Discrimination between vesicular and nonvesicular extracellular tRNAs and their fragments.

Abstract

The extracellular space contains RNAs both inside and outside extracellular vesicles (EVs). Among RNA types, tRNAs and tRNA-derived small RNAs (tDRs) tend to be abundant and are frequently detected when performing small RNA sequencing of extracellular samples. For several applications, including answering basic biology questions and biomarker discovery, it is important to understand which specific extracellular tRNAs and tDRs are inside EVs and which are not. We have observed that EVs contain mainly full-length tRNAs, while cells also release full-length tRNAs into nonvesicular fractions.
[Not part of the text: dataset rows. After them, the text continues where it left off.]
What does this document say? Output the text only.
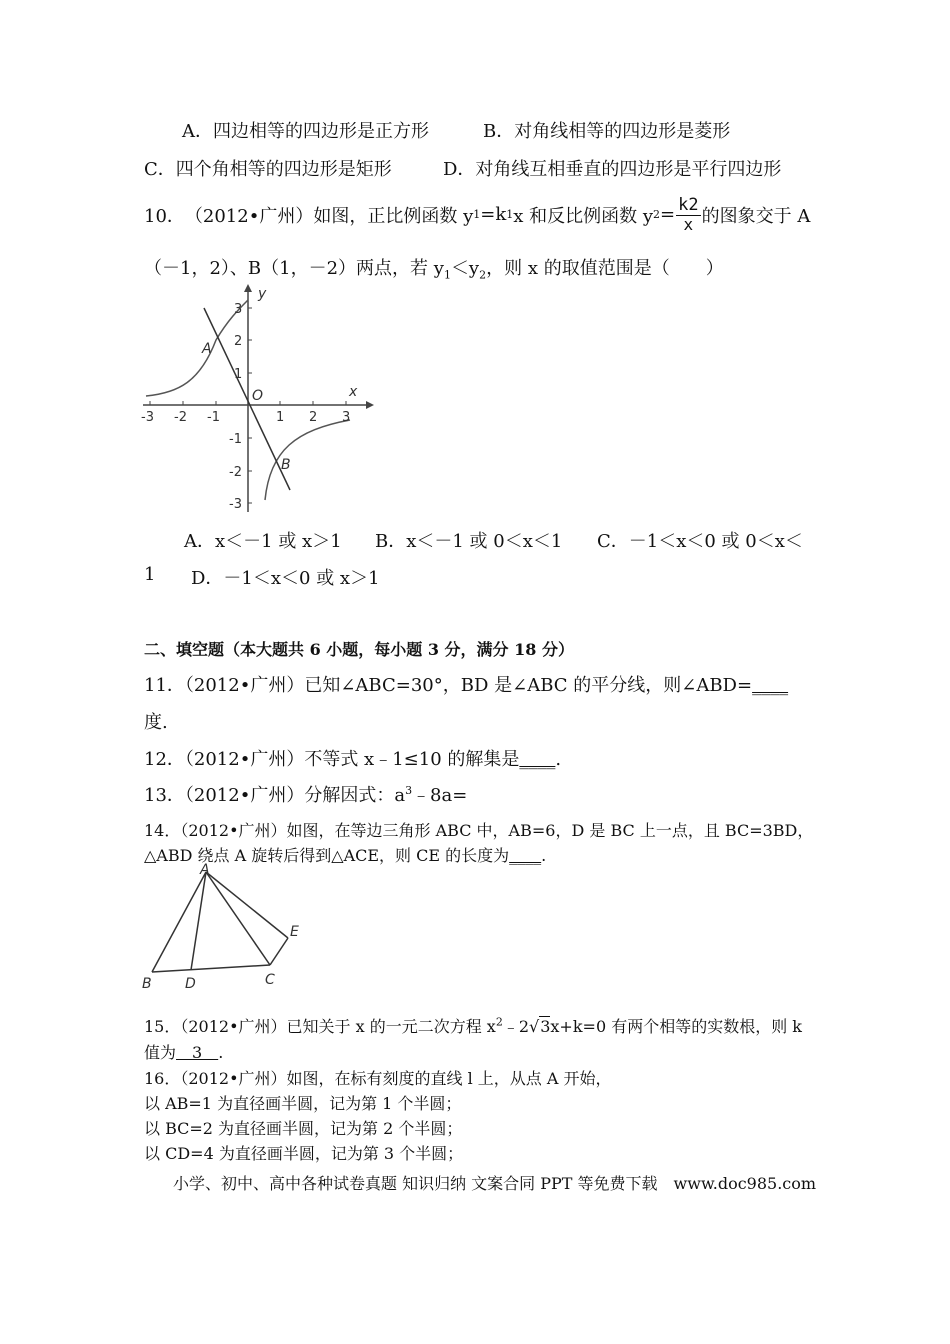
A．四边相等的四边形是正方形	B．对角线相等的四边形是菱形
C．四个角相等的四边形是矩形	D．对角线互相垂直的四边形是平行四边形
10． （2012•广州） 如图，正比例函数 y 1 =k 1 x 和反比例函数 y $2 = \frac{k2}{x}$ 的图象交于 A
（－1，2）、B（1，－2）两点，若 $y_1<y_2$，则 x 的取值范围是（　　）
y
x
O
A
B
-3 -2 -1	1 2 3
3
2
1
-1
-2
-3
A．x＜－1 或 x＞1 B．x＜－1 或 0＜x＜1 C．－1＜x＜0 或 0＜x＜
1 D．－1＜x＜0 或 x＞1
二、填空题（本大题共 6 小题，每小题 3 分，满分 18 分）
11．（2012•广州）已知∠ABC=30°，BD 是∠ABC 的平分线，则∠ABD=____
度.
12．（2012•广州）不等式 x﹣1≤10 的解集是____.
13．（2012•广州）分解因式：$a^3﹣8a=$
14．（2012•广州）如图，在等边三角形 ABC 中，AB=6，D 是 BC 上一点，且 BC=3BD，
△ABD 绕点 A 旋转后得到△ACE，则 CE 的长度为____.
A
B D	C
E
15．（2012•广州）已知关于 x 的一元二次方程 $x^2﹣2√3x+k=0$ 有两个相等的实数根，则 k
值为　3　.
16．（2012•广州）如图，在标有刻度的直线 l 上，从点 A 开始，
以 AB=1 为直径画半圆，记为第 1 个半圆；
以 BC=2 为直径画半圆，记为第 2 个半圆；
以 CD=4 为直径画半圆，记为第 3 个半圆；
小学、初中、高中各种试卷真题 知识归纳 文案合同 PPT 等免费下载　www.doc985.com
However, these nonvesicular tRNAs are fragmented by extracellular ribonucleases into nicked tRNAs, which can dissociate into tDRs both in extracellular samples and in the laboratory. It is therefore crucial to separate EVs from other nonvesicular RNA-containing extracellular carriers to prevent cross-contamination. Otherwise, extracellular tDR profiling may mix up signals coming from structurally and functionally different carrier types. Here, we provide two protocols that achieve this by: (a) density gradient separation and, (b) the use of commercial, pre-packed size-exclusion chromatography columns. The first protocol is time-consuming but achieves high resolution, while the second protocol is faster, simpler, and recommended for routine separations. Taken together, they form a solid experimental toolkit for addressing different questions related to extracellular tRNA biology or biomarker discovery.